There are two broad categories of data – numerical and categorical. Numerical data is data that is measurable, such as time, height, weight, amount, and so on. Categorical data is data that is divided into groups. Examples of categorical variables are race, sex, age group, and educational level.
While numerical data is easy to relate to – that is how nature is in some ways. They are usually more difficult from predictive modeling point of view. That’s because of the possible number of ways in which they can be handled.
Let-s take a very simple example – if you want to analyze income level performance by gender you can look at percentage of males and females playing sports. Now, what if you want to analyze performance by age? How many possible ways can you think to analyze this? It’s not obvious. Should this be analyzed by individual age or age groups. If by age groups, then how should the ages be grouped? What will yield the best results?
AI and ML algorithms are pretty naive by themselves and cannot work out of the box on raw data. Hence the need for engineering meaningful features from raw data is of utmost importance which can be understood and consumed by these algorithms.
Emcien’s software manages the entire process of creating meaningful variables from your raw data in a fully automated way. This is typically a very manually intensive step that has been automated – enabling the end-to-end analytics pipeline.
EmcienPatterns’s Analysis module ingests raw data and then automatically “bins” numerical data values into the most predictive ranges of values before converting the data to a knowledge graph.
Data binning is known as “bucketing,” “bucketizing,” “quantization” and “banding” – is a data pre-processing technique that the software uses to maximize the predictive power of a data set in order to heighten the business impact of predictions.
To illustrate data binning, here is an example data set containing the ages and education levels of a population, which could be used to predict outcomes like income level:
The Name column contains categorical values, but both Age and Years of Education columns contain numerical values.
The software “bins,” or converts, each numerical value in the Age column (29, 51, 73, 55, 34, 19, 24, 45, 61) into a value range (19-29, 34-51, 55-73) also known as “bins” or “bands” or “buckets”:
Simultaneously, the software bins each numerical value in the Years of Education column (16, 15, 10, 10, 18, 13, 16, 16, 17) into these value ranges (13-14, 15-16, 17-18):
This is the data set after the software has binned all numerical values:
The Software Determines the Optimal Binning Method
These value ranges might appear random, but they are not. The software bins the numerical values into those value ranges that will maximize predictive power most.
In order to determine what value ranges will maximize predictive power, the software first trials every binning methods on the data and then applies the optimal method to each variable so that the results yield that the highest predictive accuracy for the selected outcome.
Below are the binning methods the software trials and can apply.
When using the equal frequency method, the software creates bins that contain approximately the same number of instances. The number of instances that fall into a band is the population of the band.
The software divides the range of the variable into equal width bands when it’s using the equal width binning method. The bands may then have very different populations.
In the statistical banding method, the software computes the mean (mu) and standard deviation (sigma) of the variable. It then creates bands like: [mu-2*sigma, mu-sigma), [mu-sigma, mu), [mu, mu+sigma), [mu+sigma, mu+2*sigma].
Using the unique value binning method, the software creates a bin for each unique value of the variable.

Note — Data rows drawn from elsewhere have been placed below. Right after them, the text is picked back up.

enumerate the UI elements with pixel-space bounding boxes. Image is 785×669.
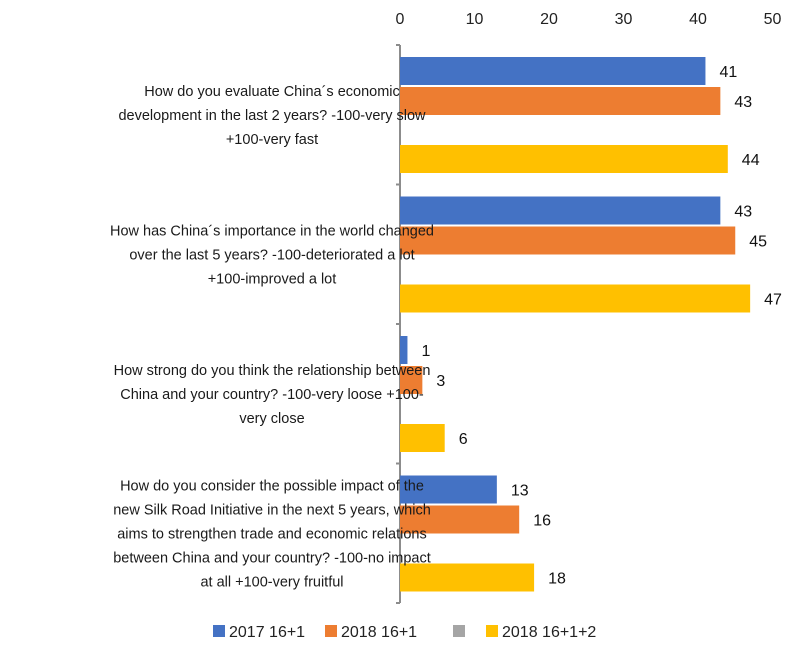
category-label: China and your country? -100-very loose … [120, 387, 424, 403]
legend-label: 2017 16+1 [229, 624, 305, 641]
category-label: How do you evaluate China´s economic [144, 84, 400, 100]
bar [400, 145, 728, 173]
legend-swatch [213, 625, 225, 637]
x-tick-label: 0 [396, 11, 405, 28]
bar [400, 366, 423, 394]
data-label: 16 [533, 513, 551, 530]
category-label: at all +100-very fruitful [200, 574, 343, 590]
data-label: 18 [548, 571, 566, 588]
data-label: 13 [511, 483, 529, 500]
category-label: over the last 5 years? -100-deteriorated… [129, 247, 414, 263]
legend-label: 2018 16+1 [341, 624, 417, 641]
x-tick-label: 30 [615, 11, 633, 28]
category-label: +100-very fast [226, 132, 318, 148]
data-label: 43 [734, 204, 752, 221]
category-label: very close [239, 411, 304, 427]
data-label: 47 [764, 292, 782, 309]
category-label: aims to strengthen trade and economic re… [117, 526, 427, 542]
bar [400, 284, 751, 313]
bar [400, 57, 706, 85]
bar [400, 475, 497, 504]
category-label: How strong do you think the relationship… [114, 363, 431, 379]
x-tick-label: 10 [466, 11, 484, 28]
data-label: 41 [719, 64, 737, 81]
x-tick-label: 40 [689, 11, 707, 28]
data-label: 3 [436, 373, 445, 390]
x-tick-label: 20 [540, 11, 558, 28]
bar [400, 563, 535, 592]
legend-swatch [325, 625, 337, 637]
data-label: 44 [742, 152, 760, 169]
data-label: 1 [421, 343, 430, 360]
bar [400, 87, 721, 115]
x-tick-label: 50 [764, 11, 782, 28]
category-label: How has China´s importance in the world … [110, 223, 434, 239]
bar [400, 505, 520, 534]
category-label: development in the last 2 years? -100-ve… [118, 108, 426, 124]
bar [400, 196, 721, 225]
data-label: 45 [749, 234, 767, 251]
bar [400, 424, 445, 452]
legend-swatch [453, 625, 465, 637]
bar [400, 336, 408, 364]
bar [400, 226, 736, 255]
category-label: How do you consider the possible impact … [120, 478, 424, 494]
category-label: between China and your country? -100-no … [113, 550, 431, 566]
data-label: 6 [459, 431, 468, 448]
category-label: new Silk Road Initiative in the next 5 y… [113, 502, 431, 518]
data-label: 43 [734, 94, 752, 111]
legend-swatch [486, 625, 498, 637]
legend-label: 2018 16+1+2 [502, 624, 596, 641]
category-label: +100-improved a lot [208, 271, 337, 287]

This is only viable if there are not too many unique values. If values of a variable are sorted, then the unique values appear as runs of the same value.

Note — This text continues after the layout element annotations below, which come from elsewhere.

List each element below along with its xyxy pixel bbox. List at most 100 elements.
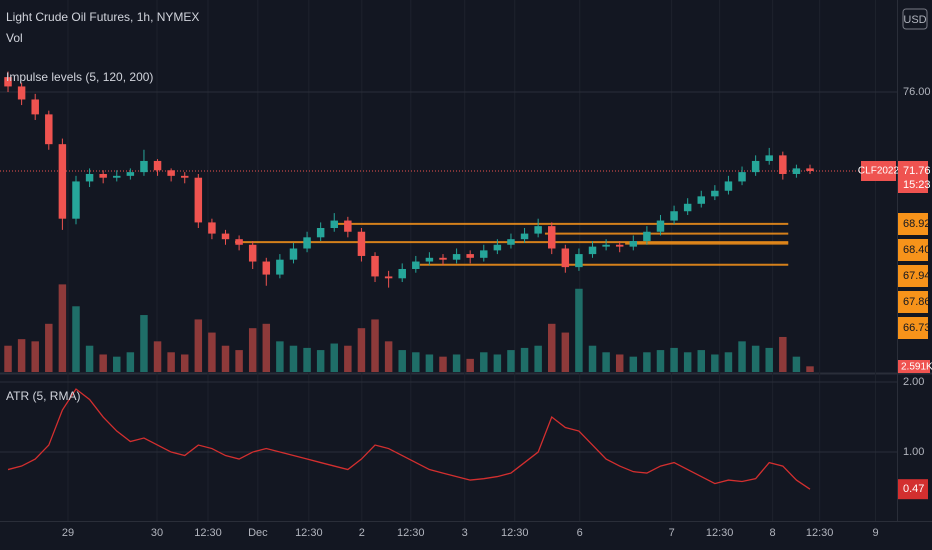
candle-body <box>72 181 80 219</box>
candle-body <box>412 261 420 269</box>
volume-bar <box>480 352 488 372</box>
candle-body <box>208 222 216 234</box>
candle-body <box>167 170 175 176</box>
volume-bar <box>140 315 148 372</box>
level-tag <box>898 239 928 261</box>
x-tick-label: 30 <box>151 527 163 539</box>
volume-bar <box>180 354 189 372</box>
volume-bar <box>493 354 502 372</box>
candle-body <box>534 226 542 234</box>
y-tick-label: 76.00 <box>903 86 931 98</box>
x-tick-label: 2 <box>359 527 365 539</box>
candle-body <box>452 254 461 260</box>
volume-bar <box>588 345 597 372</box>
candle-body <box>629 241 638 247</box>
candle-body <box>126 172 135 176</box>
candle-body <box>113 175 121 178</box>
level-label: 68.92 <box>903 218 931 230</box>
currency-box[interactable] <box>902 8 928 30</box>
candle-body <box>180 175 189 178</box>
level-tag <box>898 317 928 339</box>
volume-bar <box>779 336 787 372</box>
volume-bar <box>683 352 692 372</box>
candle-body <box>384 276 393 279</box>
candle-body <box>683 203 692 212</box>
atr-legend: ATR (5, RMA) <box>6 389 80 403</box>
level-label: 67.86 <box>903 296 931 308</box>
volume-bar <box>534 345 542 372</box>
candle-body <box>45 114 53 145</box>
candle-body <box>85 173 94 182</box>
level-label: 68.40 <box>903 244 931 256</box>
candle-body <box>480 250 488 258</box>
candle-body <box>276 259 284 275</box>
atr-last: 0.47 <box>903 483 924 495</box>
volume-bar <box>615 354 624 372</box>
candle-body <box>656 220 665 232</box>
x-tick-label: 12:30 <box>806 527 834 539</box>
volume-bar <box>656 350 665 372</box>
volume-bar <box>398 350 406 372</box>
candle-body <box>493 244 502 251</box>
x-tick-label: 29 <box>62 527 74 539</box>
volume-bar <box>575 288 583 372</box>
volume-bar <box>4 345 12 372</box>
volume-bar <box>357 328 366 372</box>
x-tick-label: 9 <box>872 527 878 539</box>
candle-body <box>235 239 243 245</box>
volume-bar <box>303 347 311 372</box>
volume-bar <box>792 356 801 372</box>
volume-bar <box>548 323 556 372</box>
volume-bar <box>561 332 570 372</box>
candle-body <box>194 177 203 223</box>
candle-body <box>779 155 787 174</box>
candle-body <box>588 246 597 255</box>
x-tick-label: 8 <box>770 527 776 539</box>
volume-bar <box>344 345 352 372</box>
candle-body <box>344 220 352 232</box>
atr-tag <box>898 479 928 500</box>
symbol-tag <box>861 161 896 182</box>
candle-body <box>248 244 257 262</box>
volume-bar <box>276 341 284 372</box>
x-tick-label: 7 <box>669 527 675 539</box>
candle-body <box>262 261 271 275</box>
candle-body <box>371 255 379 277</box>
price-tag <box>898 161 928 194</box>
level-tag <box>898 265 928 287</box>
level-tag <box>898 291 928 313</box>
candle-body <box>561 248 570 268</box>
candle-body <box>792 168 801 174</box>
candle-body <box>548 226 556 249</box>
candle-body <box>31 99 39 115</box>
volume-bar <box>262 323 271 372</box>
volume-bar <box>17 339 26 372</box>
volume-bar <box>31 341 39 372</box>
volume-bar <box>72 306 80 372</box>
volume-bar <box>58 284 67 372</box>
volume-bar <box>85 345 94 372</box>
x-tick-label: 12:30 <box>194 527 222 539</box>
volume-bar <box>289 345 298 372</box>
candle-body <box>466 254 474 258</box>
volume-bar <box>520 347 529 372</box>
candle-body <box>520 233 529 240</box>
candle-body <box>615 244 624 247</box>
x-tick-label: 12:30 <box>501 527 529 539</box>
candle-body <box>738 172 746 182</box>
candle-body <box>398 268 406 279</box>
candle-body <box>58 144 67 219</box>
currency[interactable]: USD <box>903 14 926 26</box>
candle-body <box>221 233 230 240</box>
candle-body <box>330 220 338 229</box>
volume-bar <box>425 354 434 372</box>
y-tick-label: 1.00 <box>903 446 924 458</box>
x-tick-label: 12:30 <box>295 527 323 539</box>
candle-body <box>765 155 773 161</box>
candle-body <box>439 257 447 260</box>
volume-bar <box>629 356 638 372</box>
volume-bar <box>602 352 610 372</box>
atr-line <box>7 388 811 490</box>
volume-bar <box>384 341 393 372</box>
volume-bar <box>412 352 420 372</box>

Information banding is an algorithm that finds the banding with the maximum possible mutual information. Mutual information is a measure of how much one random variables tells us about another. For example – knowing the age can tell you about the income level.

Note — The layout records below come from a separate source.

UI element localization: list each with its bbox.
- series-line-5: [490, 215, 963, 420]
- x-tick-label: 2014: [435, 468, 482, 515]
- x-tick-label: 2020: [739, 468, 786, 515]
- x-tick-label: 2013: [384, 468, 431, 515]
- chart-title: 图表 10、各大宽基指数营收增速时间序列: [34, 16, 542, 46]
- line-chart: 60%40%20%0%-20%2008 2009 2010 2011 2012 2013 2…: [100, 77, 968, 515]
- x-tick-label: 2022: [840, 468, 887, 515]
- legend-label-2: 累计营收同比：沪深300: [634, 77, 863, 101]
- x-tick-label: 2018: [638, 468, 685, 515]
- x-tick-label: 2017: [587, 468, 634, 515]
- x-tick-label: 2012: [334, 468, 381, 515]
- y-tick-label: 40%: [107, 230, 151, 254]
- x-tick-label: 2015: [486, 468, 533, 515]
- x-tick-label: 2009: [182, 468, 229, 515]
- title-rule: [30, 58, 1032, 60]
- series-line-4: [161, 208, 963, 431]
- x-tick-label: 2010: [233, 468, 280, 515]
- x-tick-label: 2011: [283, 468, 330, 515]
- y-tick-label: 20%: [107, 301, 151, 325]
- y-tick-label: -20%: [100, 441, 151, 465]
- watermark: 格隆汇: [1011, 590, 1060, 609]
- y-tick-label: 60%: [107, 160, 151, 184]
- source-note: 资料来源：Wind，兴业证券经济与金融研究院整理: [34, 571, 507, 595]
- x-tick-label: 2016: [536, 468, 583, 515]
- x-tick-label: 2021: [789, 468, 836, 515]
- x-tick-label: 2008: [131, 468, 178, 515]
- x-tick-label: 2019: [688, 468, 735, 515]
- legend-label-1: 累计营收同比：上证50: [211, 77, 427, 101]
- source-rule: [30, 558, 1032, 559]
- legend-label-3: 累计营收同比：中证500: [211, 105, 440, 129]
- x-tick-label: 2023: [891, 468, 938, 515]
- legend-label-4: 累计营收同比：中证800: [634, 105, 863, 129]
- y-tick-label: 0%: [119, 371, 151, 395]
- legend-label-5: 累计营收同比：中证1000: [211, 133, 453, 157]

After trying the alternative banding methods for a numeric variable X, a meta-algorithm selects the banding method that gives the greatest predictability mutual information between the resulting bands for X and the dependent variable Y.
EmcienPatterns then applies another meta-algorithm is to select a subset of the independent variables to include in the model according to their mutual information with the dependent variable Y. This is an automated process of feature selection.
One of the most important criteria for success of AI and AML algorithms is the set of features selected. EmcienPatterns delivers continuous success by automating the feature selection process to ensure successful results.